Povero Chieco! diss'egli.
È stato un gran fiasco!.
Intanto un carro s'era fermato lì
vicino sulla strada e alcuni uomini vennero difilati
al canotto.
Cosa succede? diss'io
al maestro.
Succede che la barca e io andiamo via. Mi seccava di vederti, ma ti sei andato a
cacciare in mezzo al lago, bisogna bene farti venire a riva. Adesso si mette il
canotto sul carro, Chieco sul canotto e Castel-t'-inchino.
Così fu. In un attimo si
caricarono il canotto e i bagagli. Nel castello ballavano e suonavano, nessuno
sapeva niente, tranne la signora Purgher che credeva sognare e venne tutta commossa per un ultimo saluto. Chieco, seduto
sopra un baule, non volle stringerle la mano, pretendendo che non fosse pulita;
e le ordinò bruscamente di avvertire le signore e i signori che il maestro non cavaliere Chieco stava per partire e avrebbe degnato dar
loro un saluto.
Si udirono presto dei passi
rapidi, delle grida, delle esclamazioni, il carro fu attorniato di gente che lo
voleva prender d'assalto per tirar giù a forza il maestro. Ma questi cacciò
tali improperi napoletani e lombardi da fare scappar le signore e star quieti gli uomini.

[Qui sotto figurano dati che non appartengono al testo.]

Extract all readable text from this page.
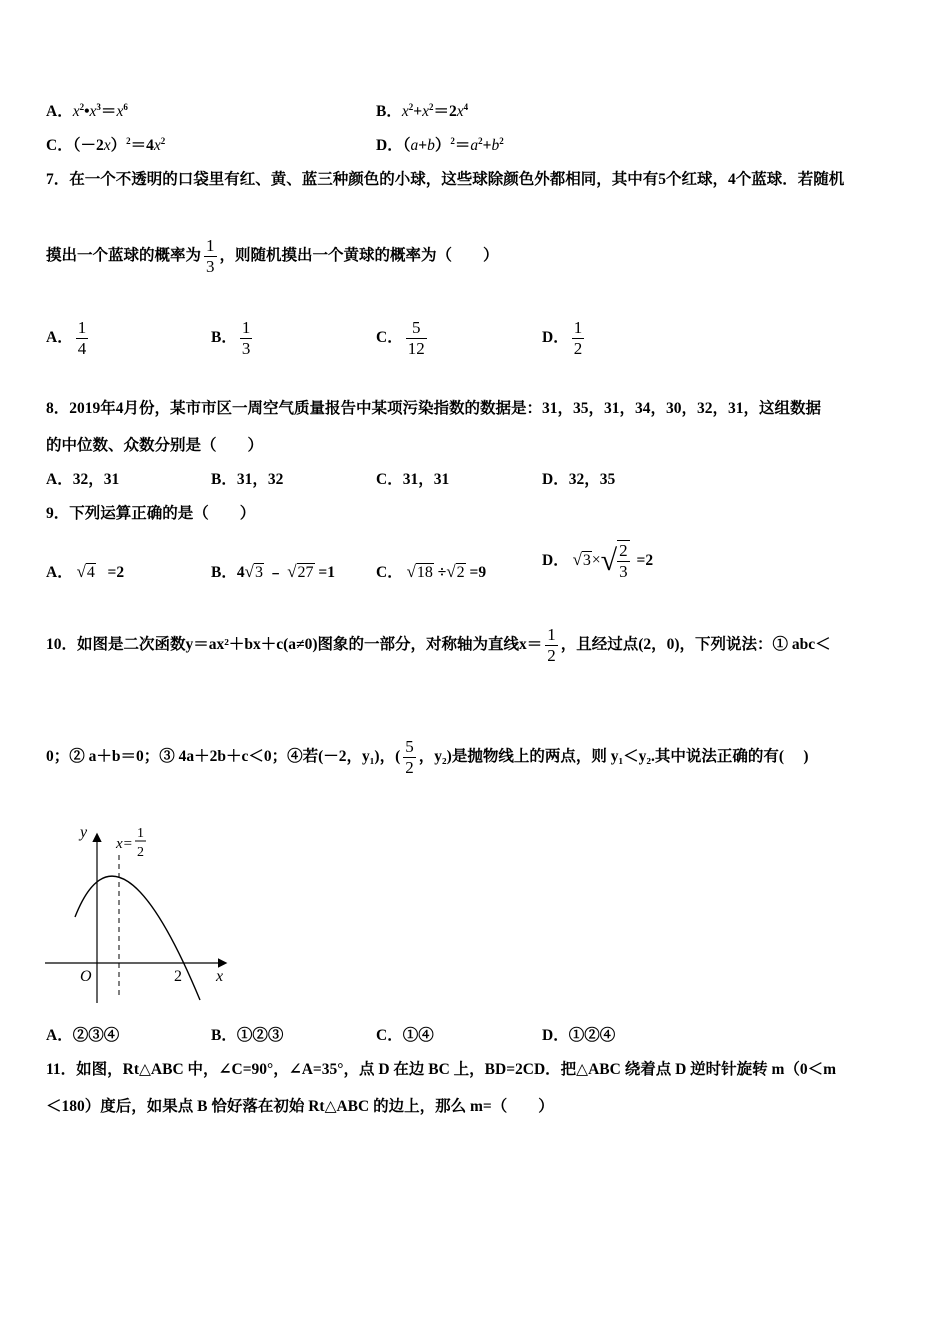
A．$x^2•x^3=x^6$	B．$x^2+x^2=2x^4$
C．$(-2x)^2=4x^2$	D．$(a+b)^2=a^2+b^2$
7．在一个不透明的口袋里有红、黄、蓝三种颜色的小球，这些球除颜色外都相同，其中有5个红球，4个蓝球．若随机
摸出一个蓝球的概率为 $\frac{1}{3}$ ，则随机摸出一个黄球的概率为（　　）
A． $\frac{1}{4}$	B． $\frac{1}{3}$	C． $\frac{5}{12}$	D． $\frac{1}{2}$
8．2019年4月份，某市市区一周空气质量报告中某项污染指数的数据是：31，35，31，34，30，32，31，这组数据
的中位数、众数分别是（　　）
A．32，31	B．31，32	C．31，31	D．32，35
9．下列运算正确的是（　　）
A． √4 =2	B．4√3 ﹣ √27 =1	C． √18 ÷√2 =9
D． $√3\times√ \frac{2}{3} =2$
10．如图是二次函数y＝ax²＋bx＋c(a≠0)图象的一部分，对称轴为直线$x= \frac{1}{2}$ ，且经过点(2，0)，下列说法：① abc＜
0；② a＋b＝0；③ 4a＋2b＋c＜0；④若(－2，y₁)，( $\frac{5}{2}$ ，y₂)是抛物线上的两点，则 y₁＜y₂.其中说法正确的有(　 )
y
x
O	2
x=
1
2
A．②③④	B．①②③	C．①④	D．①②④
11．如图，Rt△ABC 中，∠C=90°，∠A=35°，点 D 在边 BC 上，BD=2CD．把△ABC 绕着点 D 逆时针旋转 m（0＜m
＜180）度后，如果点 B 恰好落在初始 Rt△ABC 的边上，那么 m=（　　）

Adesso diss'egli o straccioni, vi
saluto. Se volete poi sapere perché ne ho abbastanza
di voi, ecco qua.
Trasse il suo magico violoncello,
incominciò la melodia dolcissima, appassionata, ch'è
del duetto nel secondo atto della Tempesta, la troncò subito con quattro
raschiate buffonesche, ripose lo strumento e gridò 'avanti!' I buoi si mossero,
le ruote stridettero, gli uomini salutarono con la voce e il cappello, le
signore col fazzoletto, due o tre giovinotti saltarono sul carro. Vedo ancora
Chieco buttarli giù a calci, l'odo ancora gridar loro in segno di vittoria: E
come si fa? E come si fa?.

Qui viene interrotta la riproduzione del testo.